Until this day, the circumstances of Barschel’s death have not been resolved. One line of investigation has been suicide as several drugs have been found in the room and in Barschel’s body. Another theory involves the Isreali secret service Mossad who were weary of Barschel’s knowledge of an arms deal between Isreal and Iran. The mysteriousness of Barschel’s last living moments coupled with the paradoxical representation of his death had the effect that this photograph gained iconographic status and remains well remembered in the German psyche.
The German photographer Thomas Demand who is well-known for his reconstructions of iconographic images, rebuilt the bathtub in room 317 of the Hotel Beau-Rivage in paper and cardboard. There is no trace of Barschel himself in Demand’s reconstruction, yet the vantage point of the camera, the bathroom tiles, even the water level in the bathtub remain strikingly similar to the original photograph published by Stern magazine. As if to grant the deceased subject more privacy, Demand drew the curtain slightly closed. Demand’s image is a comment on the role of photography in the production and consumption of memory.

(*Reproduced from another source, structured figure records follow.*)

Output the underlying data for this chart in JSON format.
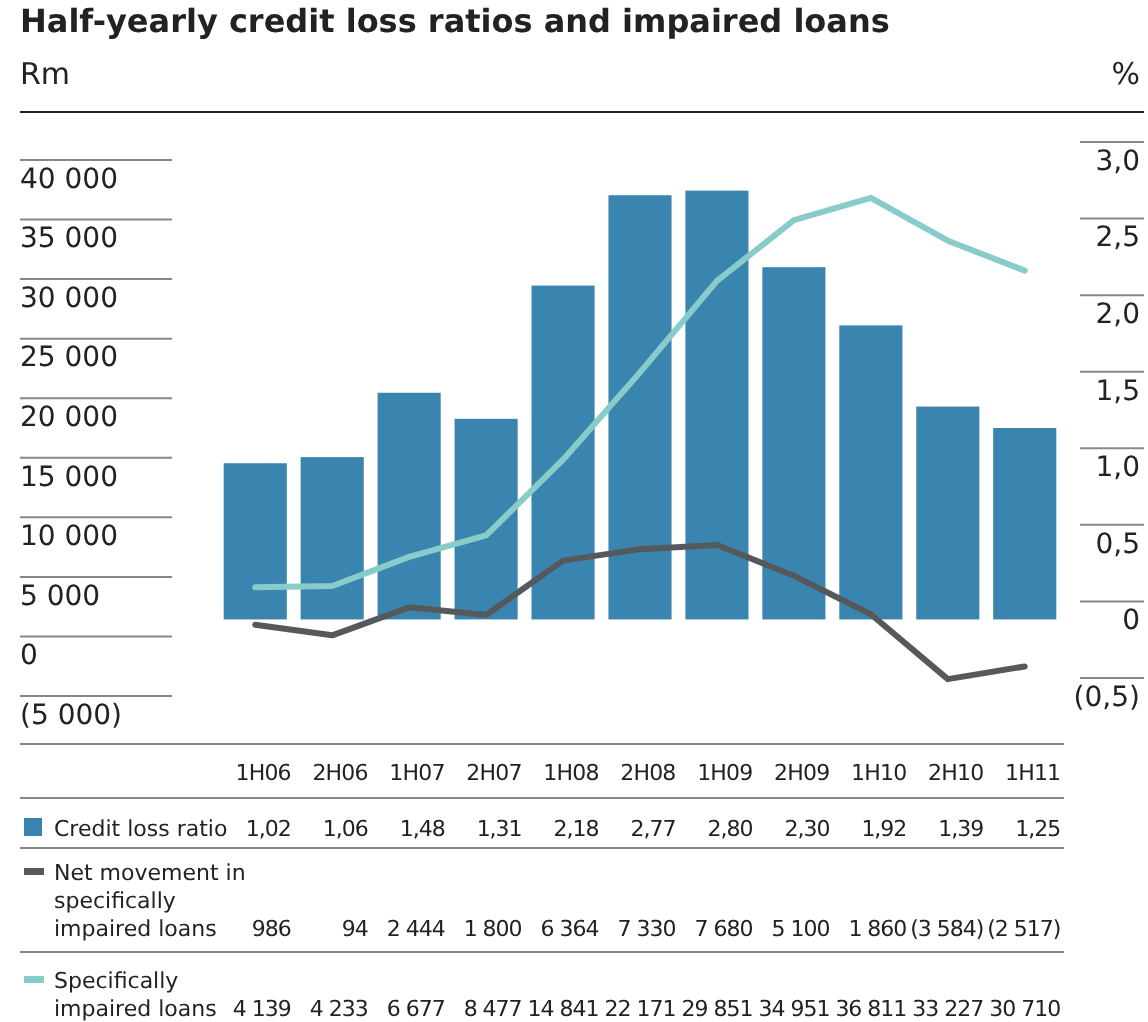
{
  "chart_data": {
    "type": "bar",
    "title": "Half-yearly credit loss ratios and impaired loans",
    "ylabel": "Rm",
    "y2label": "%",
    "categories": [
      "1H06",
      "2H06",
      "1H07",
      "2H07",
      "1H08",
      "2H08",
      "1H09",
      "2H09",
      "1H10",
      "2H10",
      "1H11"
    ],
    "series": [
      {
        "name": "Credit loss ratio",
        "axis": "y2",
        "color": "#3a84b0",
        "values": [
          1.02,
          1.06,
          1.48,
          1.31,
          2.18,
          2.77,
          2.8,
          2.3,
          1.92,
          1.39,
          1.25
        ],
        "value_labels": [
          "1,02",
          "1,06",
          "1,48",
          "1,31",
          "2,18",
          "2,77",
          "2,80",
          "2,30",
          "1,92",
          "1,39",
          "1,25"
        ]
      },
      {
        "name": "Net movement in specifically impaired loans",
        "type": "line",
        "color": "#55595c",
        "values": [
          986,
          94,
          2444,
          1800,
          6364,
          7330,
          7680,
          5100,
          1860,
          -3584,
          -2517
        ],
        "value_labels": [
          "986",
          "94",
          "2 444",
          "1 800",
          "6 364",
          "7 330",
          "7 680",
          "5 100",
          "1 860",
          "(3 584)",
          "(2 517)"
        ]
      },
      {
        "name": "Specifically impaired loans",
        "type": "line",
        "color": "#88ccc9",
        "values": [
          4139,
          4233,
          6677,
          8477,
          14841,
          22171,
          29851,
          34951,
          36811,
          33227,
          30710
        ],
        "value_labels": [
          "4 139",
          "4 233",
          "6 677",
          "8 477",
          "14 841",
          "22 171",
          "29 851",
          "34 951",
          "36 811",
          "33 227",
          "30 710"
        ]
      }
    ],
    "ylim": [
      -5000,
      40000
    ],
    "yticks": [
      {
        "value": 40000,
        "label": "40 000"
      },
      {
        "value": 35000,
        "label": "35 000"
      },
      {
        "value": 30000,
        "label": "30 000"
      },
      {
        "value": 25000,
        "label": "25 000"
      },
      {
        "value": 20000,
        "label": "20 000"
      },
      {
        "value": 15000,
        "label": "15 000"
      },
      {
        "value": 10000,
        "label": "10 000"
      },
      {
        "value": 5000,
        "label": "5 000"
      },
      0,
      {
        "value": -5000,
        "label": "(5 000)"
      }
    ],
    "y2lim": [
      -0.5,
      3.0
    ],
    "y2ticks": [
      {
        "value": 3.0,
        "label": "3,0"
      },
      {
        "value": 2.5,
        "label": "2,5"
      },
      {
        "value": 2.0,
        "label": "2,0"
      },
      {
        "value": 1.5,
        "label": "1,5"
      },
      {
        "value": 1.0,
        "label": "1,0"
      },
      {
        "value": 0.5,
        "label": "0,5"
      },
      0,
      {
        "value": -0.5,
        "label": "(0,5)"
      }
    ],
    "grid": false,
    "legend": "bottom"
  }
}
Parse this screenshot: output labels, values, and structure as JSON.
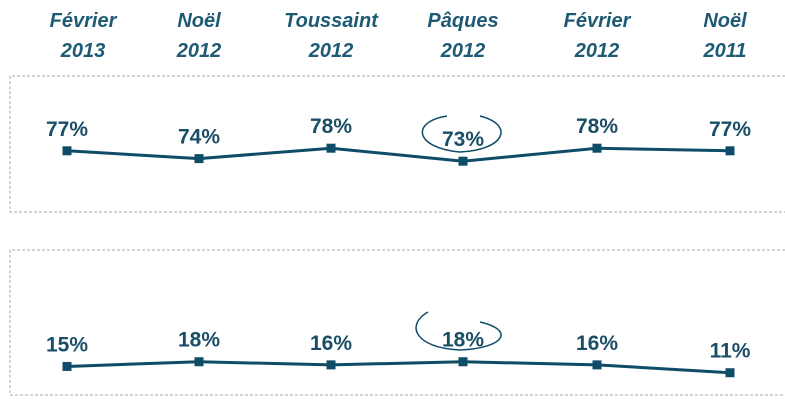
{
  "chart_data": [
    {
      "type": "line",
      "categories": [
        "Février\n2013",
        "Noël\n2012",
        "Toussaint\n2012",
        "Pâques\n2012",
        "Février\n2012",
        "Noël\n2011"
      ],
      "values": [
        77,
        74,
        78,
        73,
        78,
        77
      ],
      "value_labels": [
        "77%",
        "74%",
        "78%",
        "73%",
        "78%",
        "77%"
      ],
      "color": "#0f4c68",
      "ylim": [
        0,
        100
      ]
    },
    {
      "type": "line",
      "values": [
        15,
        18,
        16,
        18,
        16,
        11
      ],
      "value_labels": [
        "15%",
        "18%",
        "16%",
        "18%",
        "16%",
        "11%"
      ],
      "color": "#0f4c68",
      "ylim": [
        0,
        100
      ]
    }
  ]
}
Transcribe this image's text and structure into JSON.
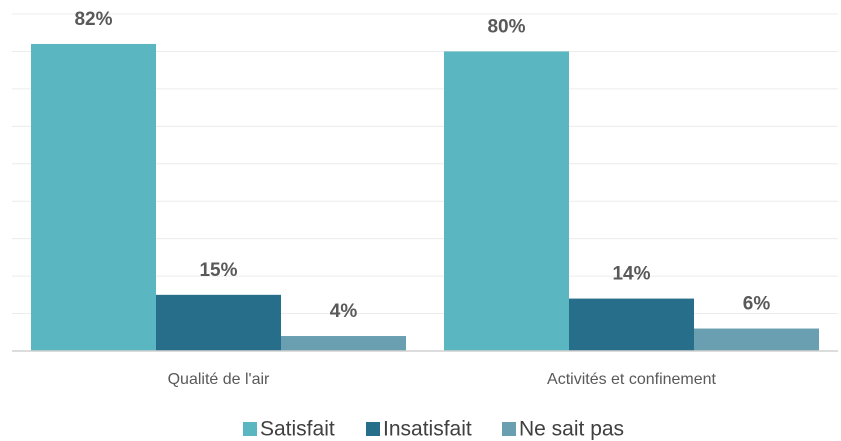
{
  "chart_data": {
    "type": "bar",
    "categories": [
      "Qualité de l'air",
      "Activités et confinement"
    ],
    "series": [
      {
        "name": "Satisfait",
        "color": "#5ab7c1",
        "values": [
          82,
          80
        ],
        "value_labels": [
          "82%",
          "80%"
        ]
      },
      {
        "name": "Insatisfait",
        "color": "#276e8a",
        "values": [
          15,
          14
        ],
        "value_labels": [
          "15%",
          "14%"
        ]
      },
      {
        "name": "Ne sait pas",
        "color": "#6a9fb2",
        "values": [
          4,
          6
        ],
        "value_labels": [
          "4%",
          "6%"
        ]
      }
    ],
    "ylim": [
      0,
      90
    ],
    "yticks": [
      0,
      10,
      20,
      30,
      40,
      50,
      60,
      70,
      80,
      90
    ],
    "grid": true,
    "legend": "bottom"
  }
}
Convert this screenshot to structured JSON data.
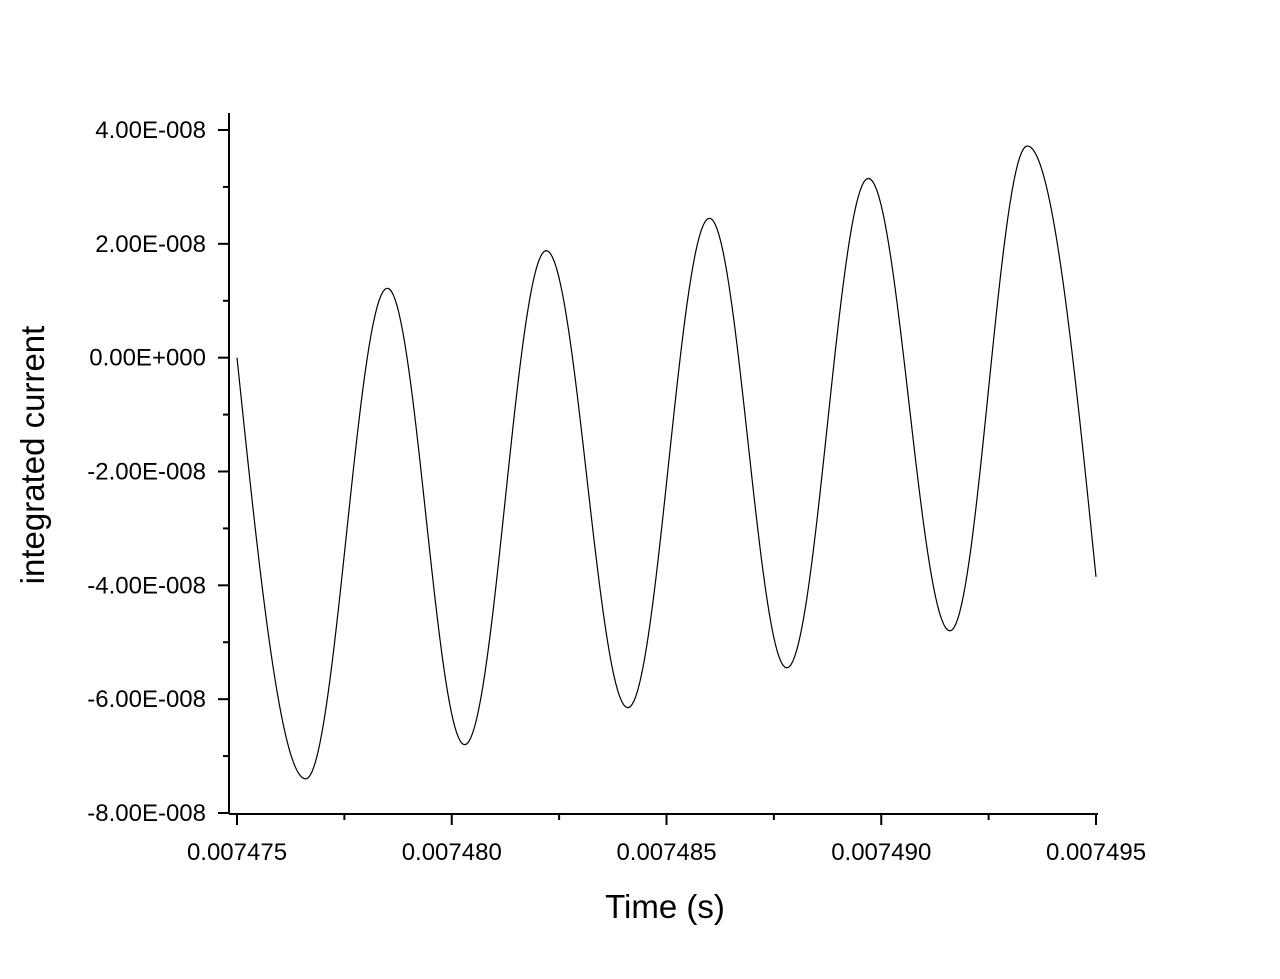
{
  "chart_data": {
    "type": "line",
    "xlabel": "Time (s)",
    "ylabel": "integrated current",
    "xlim": [
      0.007475,
      0.007495
    ],
    "ylim": [
      -8e-08,
      4.3e-08
    ],
    "x_ticks": [
      0.007475,
      0.00748,
      0.007485,
      0.00749,
      0.007495
    ],
    "x_tick_labels": [
      "0.007475",
      "0.007480",
      "0.007485",
      "0.007490",
      "0.007495"
    ],
    "y_ticks": [
      4e-08,
      2e-08,
      0,
      -2e-08,
      -4e-08,
      -6e-08,
      -8e-08
    ],
    "y_tick_labels": [
      "4.00E-008",
      "2.00E-008",
      "0.00E+000",
      "-2.00E-008",
      "-4.00E-008",
      "-6.00E-008",
      "-8.00E-008"
    ],
    "grid": false,
    "line_color": "#000000",
    "series": [
      {
        "x": [
          0.007475,
          0.0074766,
          0.0074785,
          0.0074803,
          0.0074822,
          0.0074841,
          0.007486,
          0.0074878,
          0.0074897,
          0.0074916,
          0.0074934,
          0.007495
        ],
        "y": [
          0.0,
          -7.4e-08,
          1.22e-08,
          -6.8e-08,
          1.88e-08,
          -6.15e-08,
          2.45e-08,
          -5.45e-08,
          3.15e-08,
          -4.8e-08,
          3.72e-08,
          -3.85e-08
        ]
      }
    ]
  }
}
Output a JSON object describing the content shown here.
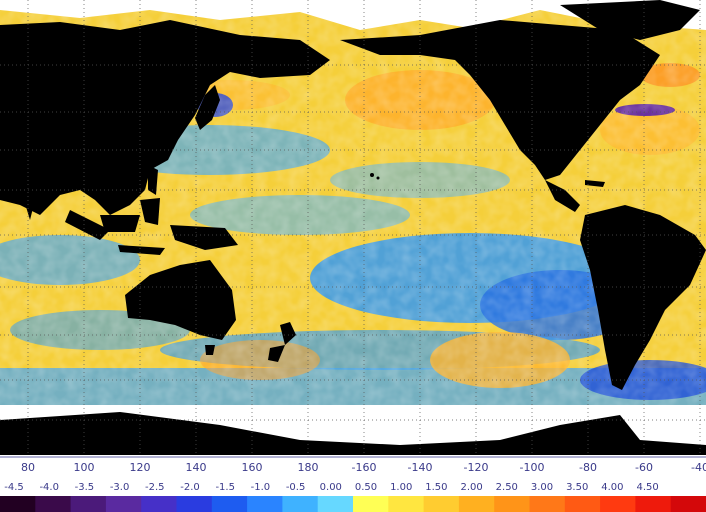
{
  "map": {
    "type": "sea-surface-temperature-anomaly",
    "projection": "equirectangular",
    "center_longitude": 180,
    "longitude_range": [
      60,
      320
    ],
    "latitude_range": [
      -80,
      90
    ]
  },
  "longitude_axis": {
    "labels": [
      "80",
      "100",
      "120",
      "140",
      "160",
      "180",
      "-160",
      "-140",
      "-120",
      "-100",
      "-80",
      "-60",
      "-40"
    ]
  },
  "colorbar": {
    "labels": [
      "-4.5",
      "-4.0",
      "-3.5",
      "-3.0",
      "-2.5",
      "-2.0",
      "-1.5",
      "-1.0",
      "-0.5",
      "0.00",
      "0.50",
      "1.00",
      "1.50",
      "2.00",
      "2.50",
      "3.00",
      "3.50",
      "4.00",
      "4.50"
    ],
    "colors": [
      "#220022",
      "#3a0a4a",
      "#4b1a7a",
      "#5a2aa0",
      "#4630c8",
      "#2a3ce0",
      "#1e5cf0",
      "#2a84ff",
      "#3fb2ff",
      "#66d8ff",
      "#ffff55",
      "#ffe640",
      "#ffcc30",
      "#ffb020",
      "#ff9418",
      "#ff7818",
      "#ff5a14",
      "#ff3a10",
      "#ee1a0c",
      "#d4080a"
    ]
  },
  "colors": {
    "land": "#000000",
    "ice": "#ffffff",
    "ocean_warm": "#f7d23b",
    "ocean_cool": "#2f8fe8",
    "grid": "#555555"
  }
}
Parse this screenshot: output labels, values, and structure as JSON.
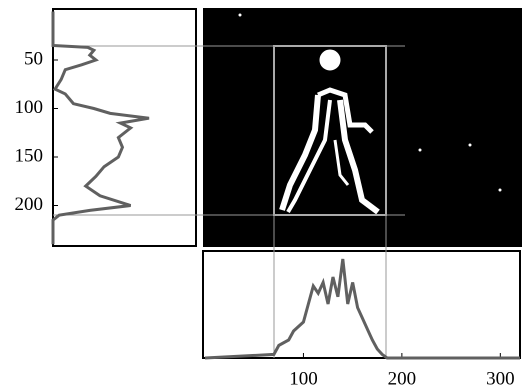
{
  "chart_data": [
    {
      "type": "line",
      "orientation": "vertical",
      "color": "#606060",
      "y": [
        0,
        35,
        37,
        40,
        45,
        50,
        55,
        60,
        70,
        80,
        85,
        95,
        100,
        105,
        110,
        115,
        120,
        130,
        140,
        150,
        160,
        170,
        180,
        190,
        200,
        205,
        210,
        215,
        240
      ],
      "values": [
        0,
        0,
        17,
        20,
        18,
        21,
        14,
        6,
        4,
        1,
        6,
        10,
        20,
        28,
        47,
        33,
        38,
        32,
        34,
        32,
        25,
        21,
        16,
        23,
        38,
        18,
        3,
        0,
        0
      ],
      "xlim": [
        0,
        70
      ],
      "ylim": [
        0,
        240
      ],
      "yticks": [
        50,
        100,
        150,
        200
      ]
    },
    {
      "type": "line",
      "orientation": "horizontal",
      "color": "#606060",
      "x": [
        0,
        70,
        75,
        85,
        90,
        100,
        105,
        110,
        115,
        120,
        125,
        130,
        135,
        140,
        145,
        150,
        155,
        160,
        165,
        170,
        175,
        180,
        185,
        320
      ],
      "values": [
        0,
        2,
        7,
        10,
        15,
        20,
        30,
        40,
        36,
        42,
        30,
        45,
        34,
        55,
        30,
        42,
        28,
        22,
        16,
        10,
        5,
        2,
        0,
        0
      ],
      "xlim": [
        0,
        320
      ],
      "ylim": [
        0,
        60
      ],
      "xticks": [
        100,
        200,
        300
      ]
    }
  ]
}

But it is not only photographic memory that is referred to here. Jacques Louis David’s painting of Marat lying dead in a bathtub is part of this visual iconography in the construction of memory. I hesitate to assume that the Stern journalists were aware of David’s painting. Nor do I think that Stern readers immediately think of the Death of Marat when they see the photograph of Barschel. Nevertheless, the striking similarities between David’s painting and the Barschel photograph might explain why the latter has become one of the most iconic images in recent German history. Marat was assassinated while Barschel, as many believe, might also have been the victim of political plot. Like Marat’s note held in his left hand, Barschel’s wristwatch signifies the immediacy of his death.